Le procureur rejette «les fausses informations» sur la santé de Mchangama Oubeidi

Le procureur de la République, Mohamed Abdou, a réagi hier après «les fausses informations» véhiculées partout et faisant croire que le journaliste Mchangama Oubeidi était « en danger de mort». Un canular que le chef du parquet a regretté hier en conférence de presse à Moroni. Des journalistes avaient laissé entendre que la vie du journaliste était compromise allant même annoncer «la mort» s’il n’est pas opéré en urgence.

«Ces informations sont fausses. J’ai réquisitionné deux médecins pour examiner les prisonniers politiques comme certains le disent, ainsi que Mchangama Oubeidi, mais le médecin n’a constaté aucune maladie grave sur lui. Il avait eu tout simplement un ballonnement, mais le médecin lui a administré des médicaments», a fait savoir Mohamed Abdou. Le chef du parquet regrette que des journalistes puissent «monter des coups médiatiques sur la détention d’une personne juste pour le plaisir de tromper l’opinion» sur son état de santé.
Des journalistes, rassemblés au Conseil de l’île de Ngazidja, avaient demandé «la libération sans condition» des deux journalistes, Abdallah Abdou Hassane alias Agwa et Mchangama Oubeidi, arrêtés, il y a plusieurs semaines et placés en détention provisoire à la Maison d’arrêt de Moroni.

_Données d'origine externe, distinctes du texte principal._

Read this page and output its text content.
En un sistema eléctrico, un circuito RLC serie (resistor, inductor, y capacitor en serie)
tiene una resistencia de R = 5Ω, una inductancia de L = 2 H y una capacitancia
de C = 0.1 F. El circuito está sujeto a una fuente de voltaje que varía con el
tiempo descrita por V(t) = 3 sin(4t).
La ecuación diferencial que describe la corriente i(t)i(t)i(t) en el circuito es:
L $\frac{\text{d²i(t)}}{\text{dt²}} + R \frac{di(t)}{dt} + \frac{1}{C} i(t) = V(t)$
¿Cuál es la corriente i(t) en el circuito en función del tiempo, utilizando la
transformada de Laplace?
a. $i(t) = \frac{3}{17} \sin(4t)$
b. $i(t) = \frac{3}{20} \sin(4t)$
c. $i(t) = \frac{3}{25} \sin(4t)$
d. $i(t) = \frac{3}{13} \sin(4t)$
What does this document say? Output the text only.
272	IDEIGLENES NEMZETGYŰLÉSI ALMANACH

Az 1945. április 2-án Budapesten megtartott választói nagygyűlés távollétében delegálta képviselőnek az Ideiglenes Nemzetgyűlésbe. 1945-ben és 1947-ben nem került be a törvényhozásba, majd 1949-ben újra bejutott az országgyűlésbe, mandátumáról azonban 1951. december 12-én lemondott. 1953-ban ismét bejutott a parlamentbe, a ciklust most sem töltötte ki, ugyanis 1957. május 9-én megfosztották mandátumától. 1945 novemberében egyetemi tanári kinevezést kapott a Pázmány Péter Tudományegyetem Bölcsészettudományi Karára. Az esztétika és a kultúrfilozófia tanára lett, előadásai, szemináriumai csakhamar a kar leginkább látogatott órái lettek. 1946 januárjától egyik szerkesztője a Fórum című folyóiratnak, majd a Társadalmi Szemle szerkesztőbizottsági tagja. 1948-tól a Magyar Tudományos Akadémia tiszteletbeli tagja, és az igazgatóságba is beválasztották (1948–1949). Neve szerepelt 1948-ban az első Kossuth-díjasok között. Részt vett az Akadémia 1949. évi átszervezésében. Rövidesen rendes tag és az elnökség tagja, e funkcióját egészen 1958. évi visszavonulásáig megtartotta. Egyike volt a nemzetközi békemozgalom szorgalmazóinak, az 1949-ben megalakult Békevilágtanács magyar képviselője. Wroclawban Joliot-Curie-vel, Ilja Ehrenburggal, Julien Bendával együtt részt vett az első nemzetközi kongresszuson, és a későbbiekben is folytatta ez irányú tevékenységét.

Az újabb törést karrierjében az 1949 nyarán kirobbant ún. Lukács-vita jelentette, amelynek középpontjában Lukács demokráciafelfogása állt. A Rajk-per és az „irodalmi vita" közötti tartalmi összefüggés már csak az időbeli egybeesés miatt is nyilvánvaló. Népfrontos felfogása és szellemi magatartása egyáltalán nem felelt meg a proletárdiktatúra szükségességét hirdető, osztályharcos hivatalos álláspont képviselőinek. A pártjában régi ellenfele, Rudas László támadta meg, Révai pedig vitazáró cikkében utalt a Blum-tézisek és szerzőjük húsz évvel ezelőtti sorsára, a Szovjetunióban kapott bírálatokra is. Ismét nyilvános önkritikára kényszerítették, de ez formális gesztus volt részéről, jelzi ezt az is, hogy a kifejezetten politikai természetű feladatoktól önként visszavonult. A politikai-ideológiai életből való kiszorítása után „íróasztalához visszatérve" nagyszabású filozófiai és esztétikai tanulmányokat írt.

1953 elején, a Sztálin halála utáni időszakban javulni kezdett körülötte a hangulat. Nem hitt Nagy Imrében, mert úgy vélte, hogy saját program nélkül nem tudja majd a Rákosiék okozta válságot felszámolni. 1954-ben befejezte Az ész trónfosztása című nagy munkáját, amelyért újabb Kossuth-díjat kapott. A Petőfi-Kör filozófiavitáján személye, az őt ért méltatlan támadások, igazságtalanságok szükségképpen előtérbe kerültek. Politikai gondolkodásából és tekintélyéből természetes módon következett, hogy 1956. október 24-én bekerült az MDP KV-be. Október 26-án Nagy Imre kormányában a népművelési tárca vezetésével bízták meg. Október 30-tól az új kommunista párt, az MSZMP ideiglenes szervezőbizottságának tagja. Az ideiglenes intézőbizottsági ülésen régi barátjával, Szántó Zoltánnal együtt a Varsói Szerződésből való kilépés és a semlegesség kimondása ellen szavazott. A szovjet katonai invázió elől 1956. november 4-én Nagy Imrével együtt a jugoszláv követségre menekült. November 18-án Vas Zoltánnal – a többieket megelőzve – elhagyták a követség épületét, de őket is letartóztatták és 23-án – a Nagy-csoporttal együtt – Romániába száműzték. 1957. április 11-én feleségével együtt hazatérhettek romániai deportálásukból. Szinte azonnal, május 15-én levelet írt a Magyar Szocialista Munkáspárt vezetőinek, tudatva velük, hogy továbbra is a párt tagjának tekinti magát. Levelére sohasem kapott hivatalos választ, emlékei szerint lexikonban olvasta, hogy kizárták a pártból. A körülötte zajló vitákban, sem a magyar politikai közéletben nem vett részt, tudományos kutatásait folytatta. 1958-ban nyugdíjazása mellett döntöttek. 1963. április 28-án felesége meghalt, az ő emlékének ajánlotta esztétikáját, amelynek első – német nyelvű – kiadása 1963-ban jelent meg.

Ils avaient indiqué que les deux journalistes souffraient «des mauvaises conditions de détention» et que la Justice aurait refusé l’hospitalisation de Mchangama Oubeidi dont «la situation était aggravante et fatale», selon les participants à ce rassemblement.
Le procureur de la République a indiqué que le transfert d’un détenu à l’hôpital est agrée et ordonné par un médecin et non par un journaliste. «J’agis sous recommandation d’un médecin. Seul le docteur me confirmera qu’une personne doit subir une intervention ou une hospitalisation et non les medias», a souligné le chef du parquet, précisant qu’il parlait au nom du commissaire du gouvernement.
A l’entendre, les deux journalistes Abdallah Abdou Hassane et Mchangama Oubeidi ont été arrêtés et poursuivis pour cinq chefs d’inculpations dont «troubles à l’ordre public, incitation à la haine, outrage», entre autres.
Les deux journalistes ont été entendus, à nouveau, par le juge d’instruction mercredi avant d’être reconduits à la Maison d’arrêt. «Le juge d’instruction mène une enquête pour recueillir toutes les informations en lien avec leurs inculpations”, a expliqué Mohamed Abdoupour justifier le retard pris pour la tenue du procès.

Bahiya Soulayman/Alwatwan

2 commentaires sur Le procureur rejette «les fausses informations» sur la santé de Mchangama Oubeidi

  1. Bonsoir à tous, je suis humaniste, je n’aime pas l’injustice, et je milite pour les Droits de l’Homme. Je vais d’abord et rapidement lire sur ce sujet, si ses personnes ont un problème de santé grave voir même mourir, je pense que les associations comme Reporters Sans Frontières ce délecterons de ce sujet grave et qui vont à l’encontre des Droits de l’Homme. Je sais que les Comores sont à la 49ème place sur la Liberté de la Presse. J’espère que leurs cas sera revu rapidement et surtout corrigé parce que le nom cité Mr Mohamed Abdou risque de faire le tour du monde des réseaux sociaux. Ce n’est pas une menace de ma part, mais simplement une évocation de son avenir, si c’est vrai, c’est INDIGNE.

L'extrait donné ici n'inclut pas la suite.